Loanwords
What English took from Arabic, what modern Arabic has taken from English, and the long shadow Arabic cast over Spanish.
Loanwords are not trivia. They are evidence — of trade routes, of conquests, of which culture had the prestige in a given field at a given time. The Arabic words that entered English in the medieval period cluster heavily in mathematics, astronomy, chemistry, and navigation: algebra, algorithm, zenith, nadir, alcohol, cipher, admiral. The English words now appearing in Arabic, by contrast, cluster in technology, business, and consumer culture: kompyuutar, internet, mobaayl, marketing. Each direction tells a different story about its century.
Read the pages in whatever order suits you. Arabic words in English is the most-asked-about and probably the page to start with: it is much longer than most English speakers expect.
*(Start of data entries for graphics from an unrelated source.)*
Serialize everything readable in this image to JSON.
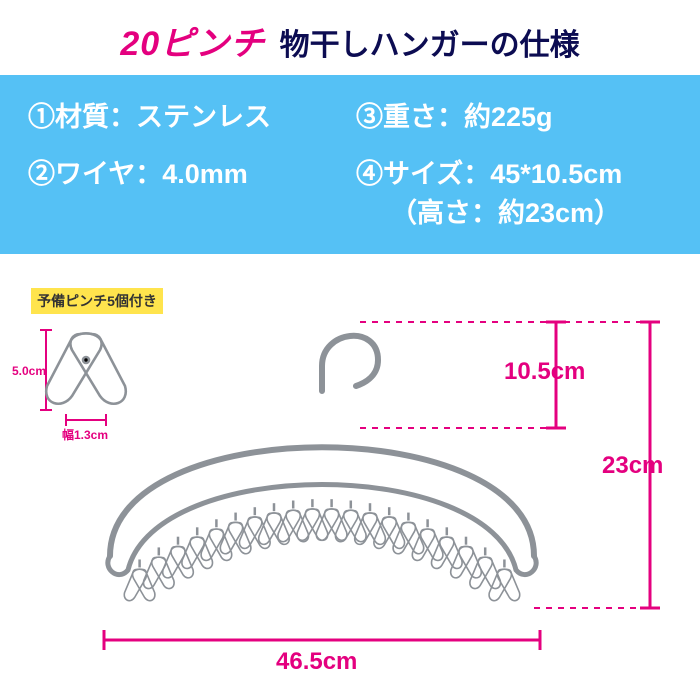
{
  "colors": {
    "pink": "#e4007f",
    "darknavy": "#0c0c52",
    "skyblue": "#55c1f5",
    "yellow": "#ffe44d",
    "steel": "#bfc4c9",
    "steel_dark": "#8d9298"
  },
  "title": {
    "pinch": "20ピンチ",
    "spec": "物干しハンガーの仕様"
  },
  "specs": {
    "s1": "①材質：ステンレス",
    "s2": "②ワイヤ：4.0mm",
    "s3": "③重さ：約225g",
    "s4a": "④サイズ：45*10.5cm",
    "s4b": "（高さ：約23cm）"
  },
  "spare": {
    "label": "予備ピンチ5個付き",
    "len": "5.0cm",
    "width": "幅1.3cm"
  },
  "dims": {
    "hook_h": "10.5cm",
    "total_h": "23cm",
    "width": "46.5cm"
  }
}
English words in modern Arabic covers the live, ongoing borrowings, including the ones that purist editors try to suppress and the ones that have already settled in. Arabic-origin words in Spanish is a side trip but a rewarding one — roughly eight percent of the Spanish vocabulary, by some counts, traces to Arabic, the legacy of nearly eight centuries of Muslim presence on the Iberian peninsula. False friends catalogues the words that look or sound like cognates but are not, or that are cognates with shifted meanings. Complete etymology list is a longer reference, organized alphabetically.
One discipline we apply to this section: we cite a word as Arabic-derived only when the standard etymological dictionaries agree on the path. Folk etymologies are everywhere on the internet — checkmate from الشيخ مات "the king is dead" is the famous example, more often repeated than verified — and we try not to add to them. Where the path is contested, we say so.